There are two cartels now dominating the U.S. economy, both raising prices with impunity. One is healthcare, and the other is post-secondary education. The U.S. post-secondary college system produces untold numbers of worthless degrees, now costing upwards of a quarter of a million dollars for four years. A total waste of time and money. A futile arms race in pseudo-education intended to stem the rising tide of youth unemployment. A social stratification system wherein the number of quality career job placements keeps dwindling while the number of applicants continue growing.

Here we see student loan debt level (blue) with the 20 to 24 year-old labor participation rate at a multi-decade low. What happened is that young people borrowed astronomical amounts of money to sit out the recovery. To say that these newly minted degrees in binge drinking have a profoundly negative ROI, is an asinine understatement. There is clearly no education in education anymore.  

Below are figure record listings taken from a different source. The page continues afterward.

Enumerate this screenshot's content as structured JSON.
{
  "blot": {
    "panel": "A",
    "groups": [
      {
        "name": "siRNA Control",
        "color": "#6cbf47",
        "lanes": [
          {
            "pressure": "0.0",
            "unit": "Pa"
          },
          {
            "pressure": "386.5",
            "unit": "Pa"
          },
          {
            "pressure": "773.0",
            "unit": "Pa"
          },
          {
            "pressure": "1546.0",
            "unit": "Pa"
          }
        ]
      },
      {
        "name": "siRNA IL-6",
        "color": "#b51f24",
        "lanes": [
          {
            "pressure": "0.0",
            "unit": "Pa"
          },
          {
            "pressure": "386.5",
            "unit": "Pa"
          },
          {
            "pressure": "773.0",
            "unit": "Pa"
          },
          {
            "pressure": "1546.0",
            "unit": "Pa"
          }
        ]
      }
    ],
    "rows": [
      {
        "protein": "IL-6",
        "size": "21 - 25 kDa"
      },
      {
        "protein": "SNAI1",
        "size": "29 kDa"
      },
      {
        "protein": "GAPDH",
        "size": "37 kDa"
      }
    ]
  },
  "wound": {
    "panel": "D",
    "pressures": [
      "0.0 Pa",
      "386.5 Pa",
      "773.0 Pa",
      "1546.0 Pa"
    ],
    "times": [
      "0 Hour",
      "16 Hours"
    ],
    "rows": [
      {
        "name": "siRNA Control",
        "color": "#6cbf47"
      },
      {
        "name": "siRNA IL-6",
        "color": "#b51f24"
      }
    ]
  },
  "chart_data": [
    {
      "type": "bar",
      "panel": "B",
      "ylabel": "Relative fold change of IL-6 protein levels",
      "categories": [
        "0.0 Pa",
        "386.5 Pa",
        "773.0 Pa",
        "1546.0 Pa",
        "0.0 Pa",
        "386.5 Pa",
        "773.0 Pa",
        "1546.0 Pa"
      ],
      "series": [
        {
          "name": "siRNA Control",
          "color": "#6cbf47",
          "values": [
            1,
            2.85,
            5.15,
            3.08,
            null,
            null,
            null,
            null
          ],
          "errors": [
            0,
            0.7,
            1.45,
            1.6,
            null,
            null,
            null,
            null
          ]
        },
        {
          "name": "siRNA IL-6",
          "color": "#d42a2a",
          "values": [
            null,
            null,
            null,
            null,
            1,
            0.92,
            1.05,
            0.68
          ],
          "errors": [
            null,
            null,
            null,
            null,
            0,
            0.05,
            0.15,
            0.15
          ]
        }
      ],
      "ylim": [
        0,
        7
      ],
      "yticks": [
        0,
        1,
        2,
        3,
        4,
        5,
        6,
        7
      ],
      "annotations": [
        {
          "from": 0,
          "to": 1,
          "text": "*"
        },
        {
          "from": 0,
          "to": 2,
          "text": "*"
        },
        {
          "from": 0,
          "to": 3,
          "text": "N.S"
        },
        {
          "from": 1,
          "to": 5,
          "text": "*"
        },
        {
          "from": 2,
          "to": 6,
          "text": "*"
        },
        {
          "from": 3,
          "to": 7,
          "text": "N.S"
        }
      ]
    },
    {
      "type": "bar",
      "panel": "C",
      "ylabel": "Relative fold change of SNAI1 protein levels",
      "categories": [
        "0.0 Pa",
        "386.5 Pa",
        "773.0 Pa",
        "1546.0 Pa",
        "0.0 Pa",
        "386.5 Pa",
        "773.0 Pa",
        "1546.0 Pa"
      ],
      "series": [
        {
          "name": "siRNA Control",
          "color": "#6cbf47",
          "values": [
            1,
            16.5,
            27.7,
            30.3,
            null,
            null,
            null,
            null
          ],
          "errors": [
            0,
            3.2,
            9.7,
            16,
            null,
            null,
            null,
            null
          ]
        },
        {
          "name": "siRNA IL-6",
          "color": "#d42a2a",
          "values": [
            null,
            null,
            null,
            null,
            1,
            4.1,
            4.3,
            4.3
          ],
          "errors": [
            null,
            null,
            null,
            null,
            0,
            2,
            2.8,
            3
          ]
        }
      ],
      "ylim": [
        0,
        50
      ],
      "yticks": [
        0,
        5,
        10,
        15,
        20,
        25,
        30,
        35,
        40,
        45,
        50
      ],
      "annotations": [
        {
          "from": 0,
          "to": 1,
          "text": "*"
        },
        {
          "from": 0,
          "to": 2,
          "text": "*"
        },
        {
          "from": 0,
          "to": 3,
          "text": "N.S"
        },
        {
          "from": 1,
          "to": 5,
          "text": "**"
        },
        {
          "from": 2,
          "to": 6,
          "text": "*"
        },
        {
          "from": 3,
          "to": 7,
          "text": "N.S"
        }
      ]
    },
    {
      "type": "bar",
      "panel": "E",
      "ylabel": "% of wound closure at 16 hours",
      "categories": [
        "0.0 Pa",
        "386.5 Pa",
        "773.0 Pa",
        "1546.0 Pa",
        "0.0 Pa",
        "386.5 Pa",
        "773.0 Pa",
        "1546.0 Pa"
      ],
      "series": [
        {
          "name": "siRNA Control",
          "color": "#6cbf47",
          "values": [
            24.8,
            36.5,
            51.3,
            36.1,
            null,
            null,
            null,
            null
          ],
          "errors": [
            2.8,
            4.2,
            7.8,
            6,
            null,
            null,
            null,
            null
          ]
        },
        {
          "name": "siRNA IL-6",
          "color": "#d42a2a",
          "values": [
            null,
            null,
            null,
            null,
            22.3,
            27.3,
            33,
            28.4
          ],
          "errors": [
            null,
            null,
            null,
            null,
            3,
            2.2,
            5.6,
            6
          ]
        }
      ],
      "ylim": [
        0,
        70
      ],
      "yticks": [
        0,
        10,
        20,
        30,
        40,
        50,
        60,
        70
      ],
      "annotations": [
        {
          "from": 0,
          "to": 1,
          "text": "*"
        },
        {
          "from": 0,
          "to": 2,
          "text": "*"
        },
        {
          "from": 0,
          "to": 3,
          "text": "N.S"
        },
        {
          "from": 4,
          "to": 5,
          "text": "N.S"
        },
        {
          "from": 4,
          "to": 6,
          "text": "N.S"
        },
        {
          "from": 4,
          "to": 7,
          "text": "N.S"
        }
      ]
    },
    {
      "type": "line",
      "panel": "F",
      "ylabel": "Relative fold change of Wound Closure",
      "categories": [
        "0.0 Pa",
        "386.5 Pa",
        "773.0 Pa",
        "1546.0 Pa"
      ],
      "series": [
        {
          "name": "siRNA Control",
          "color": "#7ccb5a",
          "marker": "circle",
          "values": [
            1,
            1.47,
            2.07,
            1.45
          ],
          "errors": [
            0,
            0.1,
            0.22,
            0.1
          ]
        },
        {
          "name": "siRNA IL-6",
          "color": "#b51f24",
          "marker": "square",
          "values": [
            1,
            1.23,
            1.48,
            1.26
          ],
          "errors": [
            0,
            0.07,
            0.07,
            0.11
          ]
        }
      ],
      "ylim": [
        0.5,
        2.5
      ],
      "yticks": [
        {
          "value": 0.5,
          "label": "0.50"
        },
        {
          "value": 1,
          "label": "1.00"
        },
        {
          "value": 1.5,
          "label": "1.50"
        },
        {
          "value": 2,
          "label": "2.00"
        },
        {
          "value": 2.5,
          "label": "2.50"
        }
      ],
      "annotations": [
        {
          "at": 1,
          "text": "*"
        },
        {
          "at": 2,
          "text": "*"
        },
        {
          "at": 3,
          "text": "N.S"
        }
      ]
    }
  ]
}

The second U.S. cartel is in healthcare, arguably the biggest disaster we now face, consisting of consumption elephants eating themselves to death while attempting to retain some form of health insurance. A totally impossible task in a private insurance market. Which is why more and more cost gets shifted onto the sagging public programs while private companies skim the healthy cream off the market. Which is why the U.S. has by far the worst healthcare system in the developed world based upon costs to serve relative to outcomes. Corporations are milking the system dry.

It should come as no surprise that the only sector on the entire planet making new highs right now is U.S. healthcare. One of the only industries that can continue raising costs with impunity.

The ultimate recession play:





Put it all together, what do you get?

You get a Fed over-tightening into recession, faked out by massaged economic data intended to make the recovery appear stronger than it really is - all for presidential bragging rights.



"The spread between the 3-year and 5-year treasury yields inverted on Monday for the first time since 2007"




"Goldman agrees with the overweight position that hedges have on utilities. It's the first time the industry has taken that outlook on the classic defensive sector since the financial crisis in 2008, according to Goldman."